Dominic - Certainly, there is quite a lot of interesting science in India. One of the reasons for that is to do with legacy of ancient Greece which actually travelled to India. I think it was through the Persian empire and in fact, in the first few centuries AD, India was quite a big mathematical centre because ancient Greek knowledge had been lost in the west but it was still flourishing in the east. It was only in fact in about the 12th century, it came back to the west. In terms of nuclear physics, I have not heard anything about that. I certainly heard lots about ancient Greek astronomy being found in texts in India, but I don't think the ancient Greek has ever got anywhere near nuclear physics.

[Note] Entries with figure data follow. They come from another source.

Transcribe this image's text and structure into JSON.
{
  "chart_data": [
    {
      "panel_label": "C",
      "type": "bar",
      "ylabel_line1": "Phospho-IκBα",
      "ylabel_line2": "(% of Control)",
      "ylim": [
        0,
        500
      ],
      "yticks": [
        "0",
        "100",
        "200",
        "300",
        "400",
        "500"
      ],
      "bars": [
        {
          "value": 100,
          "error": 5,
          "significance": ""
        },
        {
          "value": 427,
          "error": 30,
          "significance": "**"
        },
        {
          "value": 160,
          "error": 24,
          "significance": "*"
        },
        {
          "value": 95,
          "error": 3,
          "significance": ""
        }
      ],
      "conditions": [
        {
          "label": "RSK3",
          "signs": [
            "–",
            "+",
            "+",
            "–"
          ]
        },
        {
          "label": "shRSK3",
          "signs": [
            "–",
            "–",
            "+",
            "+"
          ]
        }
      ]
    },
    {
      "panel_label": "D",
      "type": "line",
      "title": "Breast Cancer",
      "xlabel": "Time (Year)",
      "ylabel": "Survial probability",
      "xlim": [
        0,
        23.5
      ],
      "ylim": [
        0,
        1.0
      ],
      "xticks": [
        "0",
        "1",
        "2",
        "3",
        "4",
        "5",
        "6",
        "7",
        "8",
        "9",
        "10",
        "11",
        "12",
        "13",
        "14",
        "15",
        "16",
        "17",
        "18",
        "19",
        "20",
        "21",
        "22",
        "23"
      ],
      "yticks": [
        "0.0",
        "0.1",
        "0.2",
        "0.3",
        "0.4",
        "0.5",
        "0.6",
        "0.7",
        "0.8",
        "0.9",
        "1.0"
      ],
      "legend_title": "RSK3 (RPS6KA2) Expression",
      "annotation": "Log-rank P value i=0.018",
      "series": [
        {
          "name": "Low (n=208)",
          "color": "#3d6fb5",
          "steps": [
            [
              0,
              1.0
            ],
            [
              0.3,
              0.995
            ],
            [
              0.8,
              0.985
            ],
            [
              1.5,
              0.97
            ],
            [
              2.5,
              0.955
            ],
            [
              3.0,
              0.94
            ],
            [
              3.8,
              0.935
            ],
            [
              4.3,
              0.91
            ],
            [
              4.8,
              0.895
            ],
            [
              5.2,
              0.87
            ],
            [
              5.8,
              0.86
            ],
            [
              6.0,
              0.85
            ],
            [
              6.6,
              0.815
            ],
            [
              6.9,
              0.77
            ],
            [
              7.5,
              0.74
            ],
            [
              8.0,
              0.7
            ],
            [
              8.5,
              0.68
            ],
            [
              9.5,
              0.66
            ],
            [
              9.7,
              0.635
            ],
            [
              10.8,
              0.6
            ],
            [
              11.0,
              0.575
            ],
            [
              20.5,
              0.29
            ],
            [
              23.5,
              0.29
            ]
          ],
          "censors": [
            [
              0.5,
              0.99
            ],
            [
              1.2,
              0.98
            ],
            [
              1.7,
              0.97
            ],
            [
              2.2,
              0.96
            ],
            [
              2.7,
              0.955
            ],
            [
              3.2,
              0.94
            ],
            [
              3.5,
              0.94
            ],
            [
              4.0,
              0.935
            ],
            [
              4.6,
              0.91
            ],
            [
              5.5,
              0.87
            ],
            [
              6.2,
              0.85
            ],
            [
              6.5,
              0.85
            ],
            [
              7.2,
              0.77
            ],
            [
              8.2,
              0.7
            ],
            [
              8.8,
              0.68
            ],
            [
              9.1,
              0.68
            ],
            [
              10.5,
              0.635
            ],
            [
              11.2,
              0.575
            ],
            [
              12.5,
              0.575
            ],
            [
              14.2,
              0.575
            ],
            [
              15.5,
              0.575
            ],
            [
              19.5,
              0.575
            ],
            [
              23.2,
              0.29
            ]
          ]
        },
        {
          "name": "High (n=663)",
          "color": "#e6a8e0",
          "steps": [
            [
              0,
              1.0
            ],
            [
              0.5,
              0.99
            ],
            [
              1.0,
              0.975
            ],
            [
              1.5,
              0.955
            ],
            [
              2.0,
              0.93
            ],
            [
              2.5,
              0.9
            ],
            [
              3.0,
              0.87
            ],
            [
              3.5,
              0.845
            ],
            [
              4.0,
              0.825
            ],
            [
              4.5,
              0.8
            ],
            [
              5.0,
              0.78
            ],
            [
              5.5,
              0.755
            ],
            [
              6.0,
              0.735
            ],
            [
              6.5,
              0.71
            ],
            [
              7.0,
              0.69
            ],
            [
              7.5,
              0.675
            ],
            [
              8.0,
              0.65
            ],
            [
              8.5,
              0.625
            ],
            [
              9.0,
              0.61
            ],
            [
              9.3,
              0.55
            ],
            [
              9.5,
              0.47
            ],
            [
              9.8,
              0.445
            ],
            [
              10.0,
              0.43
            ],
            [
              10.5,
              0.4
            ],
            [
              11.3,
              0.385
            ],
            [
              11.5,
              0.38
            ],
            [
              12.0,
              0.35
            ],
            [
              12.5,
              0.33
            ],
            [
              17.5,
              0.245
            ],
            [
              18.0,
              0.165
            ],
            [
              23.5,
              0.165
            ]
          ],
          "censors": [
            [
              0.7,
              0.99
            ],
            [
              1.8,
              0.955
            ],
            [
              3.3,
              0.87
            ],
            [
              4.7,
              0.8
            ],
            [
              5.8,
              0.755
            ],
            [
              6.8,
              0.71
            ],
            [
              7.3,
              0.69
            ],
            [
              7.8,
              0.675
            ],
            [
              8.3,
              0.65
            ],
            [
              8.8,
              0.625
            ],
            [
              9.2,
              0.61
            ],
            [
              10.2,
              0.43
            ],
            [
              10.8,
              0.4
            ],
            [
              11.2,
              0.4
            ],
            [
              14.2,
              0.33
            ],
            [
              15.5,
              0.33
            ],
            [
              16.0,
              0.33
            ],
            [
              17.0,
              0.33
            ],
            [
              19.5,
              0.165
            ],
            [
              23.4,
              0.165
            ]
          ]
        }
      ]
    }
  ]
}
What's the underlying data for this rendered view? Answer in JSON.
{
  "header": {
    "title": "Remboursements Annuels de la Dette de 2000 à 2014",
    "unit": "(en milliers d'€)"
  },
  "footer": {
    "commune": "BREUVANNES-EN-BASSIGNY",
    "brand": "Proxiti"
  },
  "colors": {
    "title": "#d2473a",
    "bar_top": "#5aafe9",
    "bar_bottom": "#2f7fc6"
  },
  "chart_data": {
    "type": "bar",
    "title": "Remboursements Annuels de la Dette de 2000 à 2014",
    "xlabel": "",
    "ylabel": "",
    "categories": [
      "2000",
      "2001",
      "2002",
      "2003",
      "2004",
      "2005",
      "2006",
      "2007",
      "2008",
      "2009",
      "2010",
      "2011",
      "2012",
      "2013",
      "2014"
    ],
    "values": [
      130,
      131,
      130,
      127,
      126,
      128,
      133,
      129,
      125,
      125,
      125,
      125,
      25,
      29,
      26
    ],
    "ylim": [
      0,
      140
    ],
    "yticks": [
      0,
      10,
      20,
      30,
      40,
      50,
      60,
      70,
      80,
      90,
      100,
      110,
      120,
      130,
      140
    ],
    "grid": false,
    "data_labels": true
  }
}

Dave - Though there was a nuclear reactor, a very, very ancient reactor which developed somewhere in Africa, but this was millions of years ago when a load of bacteria obviously evolved to collect uranium which have kept them nice and warm. They collected so much that it actually went critical and you actually look in the rocks, you can see the results of a nuclear reactor a bit form a couple of million years ago. But it was anything to do with humans...

Chris - That's called a geo reactor or something, isn't it?

Dave - Yeah. Something like that.

Chris - That they're actually bugs living in the Chernobyl nuclear power station. There's a kind of fungus that's evolved to make extra large amounts of melanin, the same stuff that makes our skin black. Because it's a very electron-rich molecule, it's very good at interrupting the kinds of particles that give rise to the radiation that's coming out of the core of that melted down reactor. So, the fungus is flourishing on the inside of the reactor vessel even now. So, it shows that bugs can tolerate really quite extreme conditions, can they?